Several mechanisms of projecting GT phenotype in CML, such as defects in a signaling pathway vital for αIIbβ3 activation [5], defects in activation-dependent inside-out signaling [6], dysfunction in the phosphatidylinositol-3 kinase (PI3 kinase)/Rap1/αIIbβ3 pathway [7], poor platelet aggregation attributed to dysregulated tyrosine kinase activity associated with BCR-ABL [8], and reduced αIIbβ3 on platelets [9] have been described. In CML, the platelet dysfunction is believed to have originated from a clonal expansion of dysfunctional megakaryocytes. Thus, the treatment targeting BCR-ABL would be equally effective in reducing the CML blasts and dysfunctional megakaryocytes. This is corroborated by the observation that employing tyrosine kinase inhibitors for use in patients with CML could improve platelet dysfunction [5]. There exist very few case reports of soft tissue hematoma, such as spontaneous mediastinal hematoma, hematoma in iliac psoas muscle, spinal epidural hematoma, and acute subdural hematoma, as the initial presenting features of CML [1012].

An extensive review of the literature revealed that very few cases of acquired GT have been reported in association with neoplasms of lymphoid origin such as multiple myeloma, non-Hodgkin’s lymphoma, and Hodgkin’s disease [13]. Kannan et al. found a case of hairy cell leukemia associated with acquired GT [14]. Although bleeding diathesis attributed to defective platelet function is not uncommon in CML, typical GT (e.g., a defect in platelet aggregation) has not been reported earlier in adult CML. A singular case was reported in the literature by Chauhan et al. of pediatric CML associated with a GT-like defect [9] due to dysfunctional circulating platelets.

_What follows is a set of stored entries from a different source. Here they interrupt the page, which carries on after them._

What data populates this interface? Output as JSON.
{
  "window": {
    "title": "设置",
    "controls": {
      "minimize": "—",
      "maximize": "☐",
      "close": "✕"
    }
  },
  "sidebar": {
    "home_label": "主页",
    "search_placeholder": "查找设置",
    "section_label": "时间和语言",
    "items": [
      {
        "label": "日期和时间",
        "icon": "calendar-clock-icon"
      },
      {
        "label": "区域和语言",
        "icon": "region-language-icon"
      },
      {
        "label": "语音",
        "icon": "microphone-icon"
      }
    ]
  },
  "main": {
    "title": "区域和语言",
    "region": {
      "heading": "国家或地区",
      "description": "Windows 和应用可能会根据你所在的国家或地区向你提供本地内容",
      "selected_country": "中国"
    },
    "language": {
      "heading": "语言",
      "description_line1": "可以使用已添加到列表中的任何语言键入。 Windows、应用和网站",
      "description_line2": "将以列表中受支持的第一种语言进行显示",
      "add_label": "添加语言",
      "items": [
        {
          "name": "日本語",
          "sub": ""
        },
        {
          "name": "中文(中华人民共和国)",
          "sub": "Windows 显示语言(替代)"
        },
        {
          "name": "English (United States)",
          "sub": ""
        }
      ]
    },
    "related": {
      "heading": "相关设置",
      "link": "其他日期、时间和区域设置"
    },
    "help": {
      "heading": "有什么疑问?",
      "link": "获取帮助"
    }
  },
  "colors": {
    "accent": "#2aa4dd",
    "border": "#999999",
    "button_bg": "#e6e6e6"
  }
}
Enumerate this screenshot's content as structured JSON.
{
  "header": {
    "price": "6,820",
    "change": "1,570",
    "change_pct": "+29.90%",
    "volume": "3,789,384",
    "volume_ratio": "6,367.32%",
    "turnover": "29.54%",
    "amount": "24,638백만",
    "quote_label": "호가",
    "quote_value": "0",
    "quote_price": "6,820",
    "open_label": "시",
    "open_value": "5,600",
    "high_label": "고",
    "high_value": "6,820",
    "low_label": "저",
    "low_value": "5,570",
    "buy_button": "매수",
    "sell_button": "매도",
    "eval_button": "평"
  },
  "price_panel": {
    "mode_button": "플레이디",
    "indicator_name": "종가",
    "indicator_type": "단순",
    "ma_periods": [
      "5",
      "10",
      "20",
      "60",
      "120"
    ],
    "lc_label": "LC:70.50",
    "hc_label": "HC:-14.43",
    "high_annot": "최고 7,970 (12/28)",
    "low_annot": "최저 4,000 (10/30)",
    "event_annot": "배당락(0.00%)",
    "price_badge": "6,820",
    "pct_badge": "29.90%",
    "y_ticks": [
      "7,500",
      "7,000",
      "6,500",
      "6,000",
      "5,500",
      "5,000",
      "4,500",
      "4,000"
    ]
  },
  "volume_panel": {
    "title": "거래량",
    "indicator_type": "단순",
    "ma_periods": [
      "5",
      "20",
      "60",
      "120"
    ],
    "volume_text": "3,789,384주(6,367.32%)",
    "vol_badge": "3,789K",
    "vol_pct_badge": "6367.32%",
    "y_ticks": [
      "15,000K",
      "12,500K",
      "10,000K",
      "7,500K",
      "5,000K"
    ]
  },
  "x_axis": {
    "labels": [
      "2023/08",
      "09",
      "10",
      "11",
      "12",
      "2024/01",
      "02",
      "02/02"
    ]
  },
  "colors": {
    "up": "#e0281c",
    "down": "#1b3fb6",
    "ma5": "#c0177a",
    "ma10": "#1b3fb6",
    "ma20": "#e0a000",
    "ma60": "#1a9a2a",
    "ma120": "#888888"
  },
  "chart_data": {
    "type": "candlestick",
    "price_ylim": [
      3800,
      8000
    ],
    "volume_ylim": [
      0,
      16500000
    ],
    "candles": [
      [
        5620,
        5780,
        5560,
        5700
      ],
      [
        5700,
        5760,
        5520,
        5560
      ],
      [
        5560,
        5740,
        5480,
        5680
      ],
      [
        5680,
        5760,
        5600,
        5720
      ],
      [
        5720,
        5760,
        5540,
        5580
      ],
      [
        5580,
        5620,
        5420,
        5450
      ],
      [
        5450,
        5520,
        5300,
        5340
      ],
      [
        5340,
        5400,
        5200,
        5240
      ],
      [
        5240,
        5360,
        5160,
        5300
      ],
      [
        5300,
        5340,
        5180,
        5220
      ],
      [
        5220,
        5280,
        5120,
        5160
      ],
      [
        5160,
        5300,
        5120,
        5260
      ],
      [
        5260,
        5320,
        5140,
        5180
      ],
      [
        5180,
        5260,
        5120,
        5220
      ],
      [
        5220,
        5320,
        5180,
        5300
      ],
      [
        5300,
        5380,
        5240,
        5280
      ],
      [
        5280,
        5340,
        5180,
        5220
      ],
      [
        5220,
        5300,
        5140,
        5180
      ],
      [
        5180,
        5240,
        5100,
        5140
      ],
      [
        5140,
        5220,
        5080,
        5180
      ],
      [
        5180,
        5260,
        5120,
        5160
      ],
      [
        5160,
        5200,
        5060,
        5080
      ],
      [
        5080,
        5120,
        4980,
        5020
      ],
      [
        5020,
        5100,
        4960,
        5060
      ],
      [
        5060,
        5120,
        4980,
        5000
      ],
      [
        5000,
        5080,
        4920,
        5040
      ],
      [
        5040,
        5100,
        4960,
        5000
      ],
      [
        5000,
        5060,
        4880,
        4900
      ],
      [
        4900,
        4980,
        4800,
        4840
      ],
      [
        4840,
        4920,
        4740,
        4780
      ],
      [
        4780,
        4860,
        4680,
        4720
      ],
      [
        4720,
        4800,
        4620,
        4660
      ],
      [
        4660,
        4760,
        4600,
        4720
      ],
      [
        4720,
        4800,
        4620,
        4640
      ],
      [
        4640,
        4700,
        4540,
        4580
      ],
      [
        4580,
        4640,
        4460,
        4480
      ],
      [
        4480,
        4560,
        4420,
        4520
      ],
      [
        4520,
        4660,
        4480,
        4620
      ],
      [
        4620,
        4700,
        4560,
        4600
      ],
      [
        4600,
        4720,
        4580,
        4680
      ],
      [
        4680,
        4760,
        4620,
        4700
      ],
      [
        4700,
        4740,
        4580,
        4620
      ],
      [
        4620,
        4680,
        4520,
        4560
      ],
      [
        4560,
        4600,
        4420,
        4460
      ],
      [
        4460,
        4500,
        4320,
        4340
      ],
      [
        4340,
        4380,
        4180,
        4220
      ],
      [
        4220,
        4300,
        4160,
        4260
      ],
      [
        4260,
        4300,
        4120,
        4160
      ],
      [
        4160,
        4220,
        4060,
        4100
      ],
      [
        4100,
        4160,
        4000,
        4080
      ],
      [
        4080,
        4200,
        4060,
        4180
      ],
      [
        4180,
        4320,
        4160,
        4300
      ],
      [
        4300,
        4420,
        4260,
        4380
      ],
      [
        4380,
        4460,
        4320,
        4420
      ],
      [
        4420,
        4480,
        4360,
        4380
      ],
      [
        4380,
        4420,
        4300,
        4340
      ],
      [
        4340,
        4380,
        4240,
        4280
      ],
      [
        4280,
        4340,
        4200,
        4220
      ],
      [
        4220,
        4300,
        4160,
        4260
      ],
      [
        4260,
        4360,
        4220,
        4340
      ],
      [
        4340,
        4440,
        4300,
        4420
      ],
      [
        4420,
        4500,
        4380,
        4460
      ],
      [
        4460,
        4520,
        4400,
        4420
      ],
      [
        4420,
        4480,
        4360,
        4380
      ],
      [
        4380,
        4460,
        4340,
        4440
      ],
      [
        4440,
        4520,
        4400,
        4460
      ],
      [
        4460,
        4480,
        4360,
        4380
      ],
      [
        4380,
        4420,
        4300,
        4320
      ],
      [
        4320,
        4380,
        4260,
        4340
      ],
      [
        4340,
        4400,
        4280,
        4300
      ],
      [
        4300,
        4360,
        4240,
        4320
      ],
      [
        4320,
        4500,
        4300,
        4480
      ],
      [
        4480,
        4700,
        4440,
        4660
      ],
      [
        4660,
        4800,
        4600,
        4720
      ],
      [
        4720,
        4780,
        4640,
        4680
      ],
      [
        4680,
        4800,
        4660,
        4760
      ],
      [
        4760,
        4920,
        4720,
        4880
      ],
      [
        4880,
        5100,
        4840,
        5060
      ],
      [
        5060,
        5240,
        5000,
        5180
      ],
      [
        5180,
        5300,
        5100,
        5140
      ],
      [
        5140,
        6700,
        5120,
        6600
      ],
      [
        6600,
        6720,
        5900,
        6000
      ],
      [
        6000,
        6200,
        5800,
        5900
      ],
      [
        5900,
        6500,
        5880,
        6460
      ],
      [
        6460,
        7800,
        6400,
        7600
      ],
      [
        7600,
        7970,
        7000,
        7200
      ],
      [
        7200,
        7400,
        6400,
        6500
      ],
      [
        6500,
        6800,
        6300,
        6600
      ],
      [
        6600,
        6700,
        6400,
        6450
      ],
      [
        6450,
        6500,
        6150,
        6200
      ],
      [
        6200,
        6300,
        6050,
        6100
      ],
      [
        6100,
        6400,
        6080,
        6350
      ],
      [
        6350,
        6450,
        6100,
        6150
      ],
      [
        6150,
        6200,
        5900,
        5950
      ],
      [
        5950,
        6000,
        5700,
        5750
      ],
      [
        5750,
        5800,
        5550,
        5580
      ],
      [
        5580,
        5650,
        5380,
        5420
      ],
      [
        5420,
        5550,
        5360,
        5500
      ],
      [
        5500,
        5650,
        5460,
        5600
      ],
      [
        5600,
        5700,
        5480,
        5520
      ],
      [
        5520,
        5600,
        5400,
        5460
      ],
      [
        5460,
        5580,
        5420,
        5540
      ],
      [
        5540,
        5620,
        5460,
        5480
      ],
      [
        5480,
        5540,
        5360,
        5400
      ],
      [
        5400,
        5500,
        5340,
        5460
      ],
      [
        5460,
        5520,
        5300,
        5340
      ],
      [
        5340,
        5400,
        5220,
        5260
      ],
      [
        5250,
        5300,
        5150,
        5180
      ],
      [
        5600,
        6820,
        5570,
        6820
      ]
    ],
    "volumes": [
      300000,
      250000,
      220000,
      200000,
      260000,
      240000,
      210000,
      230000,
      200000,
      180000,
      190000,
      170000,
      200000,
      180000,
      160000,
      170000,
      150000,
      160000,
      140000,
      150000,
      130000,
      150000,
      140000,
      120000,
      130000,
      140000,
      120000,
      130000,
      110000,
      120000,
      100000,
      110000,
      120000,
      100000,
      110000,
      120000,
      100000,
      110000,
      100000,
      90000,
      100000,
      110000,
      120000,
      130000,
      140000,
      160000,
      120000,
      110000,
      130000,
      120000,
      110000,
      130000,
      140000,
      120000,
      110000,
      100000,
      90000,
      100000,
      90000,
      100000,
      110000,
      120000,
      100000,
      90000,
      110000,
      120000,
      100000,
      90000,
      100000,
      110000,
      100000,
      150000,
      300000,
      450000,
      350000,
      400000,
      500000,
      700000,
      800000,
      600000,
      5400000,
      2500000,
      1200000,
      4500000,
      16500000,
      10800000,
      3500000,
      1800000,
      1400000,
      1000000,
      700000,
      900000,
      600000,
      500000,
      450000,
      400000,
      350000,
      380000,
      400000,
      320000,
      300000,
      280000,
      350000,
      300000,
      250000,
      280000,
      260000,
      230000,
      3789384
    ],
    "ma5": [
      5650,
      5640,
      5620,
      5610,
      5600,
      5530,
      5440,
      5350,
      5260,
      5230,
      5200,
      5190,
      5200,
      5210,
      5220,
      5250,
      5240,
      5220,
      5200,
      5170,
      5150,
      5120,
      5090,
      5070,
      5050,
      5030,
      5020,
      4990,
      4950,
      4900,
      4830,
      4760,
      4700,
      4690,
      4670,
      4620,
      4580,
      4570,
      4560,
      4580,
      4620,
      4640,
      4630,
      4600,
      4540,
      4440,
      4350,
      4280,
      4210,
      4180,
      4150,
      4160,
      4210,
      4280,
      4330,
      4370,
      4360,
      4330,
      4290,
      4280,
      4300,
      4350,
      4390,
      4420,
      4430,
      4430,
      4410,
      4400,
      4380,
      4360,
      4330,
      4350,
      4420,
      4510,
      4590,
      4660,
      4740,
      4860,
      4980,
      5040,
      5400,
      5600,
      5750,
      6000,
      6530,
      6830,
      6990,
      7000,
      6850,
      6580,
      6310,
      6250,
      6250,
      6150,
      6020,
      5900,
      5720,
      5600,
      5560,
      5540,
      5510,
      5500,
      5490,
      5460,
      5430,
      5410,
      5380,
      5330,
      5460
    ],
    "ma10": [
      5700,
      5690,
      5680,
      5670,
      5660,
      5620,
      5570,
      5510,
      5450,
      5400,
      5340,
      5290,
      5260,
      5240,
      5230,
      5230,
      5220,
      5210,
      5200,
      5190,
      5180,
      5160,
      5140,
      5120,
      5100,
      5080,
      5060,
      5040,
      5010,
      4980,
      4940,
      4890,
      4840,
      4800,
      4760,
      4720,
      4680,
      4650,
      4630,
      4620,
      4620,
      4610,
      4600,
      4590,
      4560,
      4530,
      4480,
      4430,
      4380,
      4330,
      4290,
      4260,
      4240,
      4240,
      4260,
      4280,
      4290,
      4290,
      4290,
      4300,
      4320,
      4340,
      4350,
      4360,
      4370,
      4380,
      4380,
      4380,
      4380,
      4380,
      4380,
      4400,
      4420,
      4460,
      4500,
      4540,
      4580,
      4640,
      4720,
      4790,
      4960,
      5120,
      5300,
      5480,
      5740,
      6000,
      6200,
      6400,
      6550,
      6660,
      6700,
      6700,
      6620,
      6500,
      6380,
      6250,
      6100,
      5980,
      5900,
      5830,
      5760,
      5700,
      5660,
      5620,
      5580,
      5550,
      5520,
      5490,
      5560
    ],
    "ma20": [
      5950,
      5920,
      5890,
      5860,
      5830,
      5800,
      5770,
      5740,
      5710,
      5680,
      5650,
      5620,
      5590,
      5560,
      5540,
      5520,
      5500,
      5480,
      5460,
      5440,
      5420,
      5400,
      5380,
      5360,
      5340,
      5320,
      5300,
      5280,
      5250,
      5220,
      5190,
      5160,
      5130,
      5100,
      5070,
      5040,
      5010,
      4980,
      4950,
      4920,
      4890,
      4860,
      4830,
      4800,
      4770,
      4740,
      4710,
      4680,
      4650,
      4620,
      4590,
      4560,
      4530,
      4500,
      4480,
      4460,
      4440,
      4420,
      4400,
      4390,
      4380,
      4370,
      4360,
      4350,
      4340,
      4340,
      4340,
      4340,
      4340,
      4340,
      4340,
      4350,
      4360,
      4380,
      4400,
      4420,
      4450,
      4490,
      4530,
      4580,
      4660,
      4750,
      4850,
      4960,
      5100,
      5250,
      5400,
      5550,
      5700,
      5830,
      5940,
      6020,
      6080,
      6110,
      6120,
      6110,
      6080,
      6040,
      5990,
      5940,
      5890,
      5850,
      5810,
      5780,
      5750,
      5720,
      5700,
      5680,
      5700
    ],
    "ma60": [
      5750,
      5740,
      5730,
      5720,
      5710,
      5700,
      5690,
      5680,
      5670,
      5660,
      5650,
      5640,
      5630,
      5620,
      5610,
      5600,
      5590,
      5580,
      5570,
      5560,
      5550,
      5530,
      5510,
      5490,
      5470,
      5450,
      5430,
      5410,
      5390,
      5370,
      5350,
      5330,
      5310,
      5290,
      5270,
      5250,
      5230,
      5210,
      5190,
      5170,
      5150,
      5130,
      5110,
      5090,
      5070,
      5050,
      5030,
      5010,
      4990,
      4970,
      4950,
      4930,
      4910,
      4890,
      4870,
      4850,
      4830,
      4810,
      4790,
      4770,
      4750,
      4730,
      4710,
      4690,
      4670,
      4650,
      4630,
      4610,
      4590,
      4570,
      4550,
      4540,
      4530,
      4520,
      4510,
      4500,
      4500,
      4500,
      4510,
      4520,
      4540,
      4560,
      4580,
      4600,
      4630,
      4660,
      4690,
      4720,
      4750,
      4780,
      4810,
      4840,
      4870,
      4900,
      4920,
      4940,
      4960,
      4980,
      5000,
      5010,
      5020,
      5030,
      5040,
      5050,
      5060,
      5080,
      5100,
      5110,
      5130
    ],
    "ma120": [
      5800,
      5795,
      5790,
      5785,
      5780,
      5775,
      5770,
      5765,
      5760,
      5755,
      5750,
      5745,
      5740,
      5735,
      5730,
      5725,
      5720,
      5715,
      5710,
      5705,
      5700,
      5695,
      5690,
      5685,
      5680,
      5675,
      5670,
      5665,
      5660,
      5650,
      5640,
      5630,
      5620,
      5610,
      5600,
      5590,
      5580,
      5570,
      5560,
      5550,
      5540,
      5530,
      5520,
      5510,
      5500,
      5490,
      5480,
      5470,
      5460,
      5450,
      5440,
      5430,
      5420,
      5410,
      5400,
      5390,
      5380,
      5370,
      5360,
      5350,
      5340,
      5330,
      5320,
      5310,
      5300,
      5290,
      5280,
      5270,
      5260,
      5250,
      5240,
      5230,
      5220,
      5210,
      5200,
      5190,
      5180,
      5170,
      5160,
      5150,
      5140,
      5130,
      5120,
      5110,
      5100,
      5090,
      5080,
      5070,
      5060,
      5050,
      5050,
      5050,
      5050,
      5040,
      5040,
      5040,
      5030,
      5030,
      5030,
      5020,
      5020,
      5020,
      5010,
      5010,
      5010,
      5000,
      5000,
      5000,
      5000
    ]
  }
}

The present case highlights the importance of thorough investigation in a CML patient who presents with muscle hematoma and of using appropriate coagulation studies since acquired GT as a cause often remains underdiagnosed. Caution is warranted because imatinib itself has been reported to have a negative effect on platelet aggregation; it has been associated with bleeding diathesis. Hence, regular follow-up is needed after imatinib therapy to examine any clinical evidence of bleeding and monitor platelet function. This patient is on regular follow-up and did not manifest any bleeding until this visit.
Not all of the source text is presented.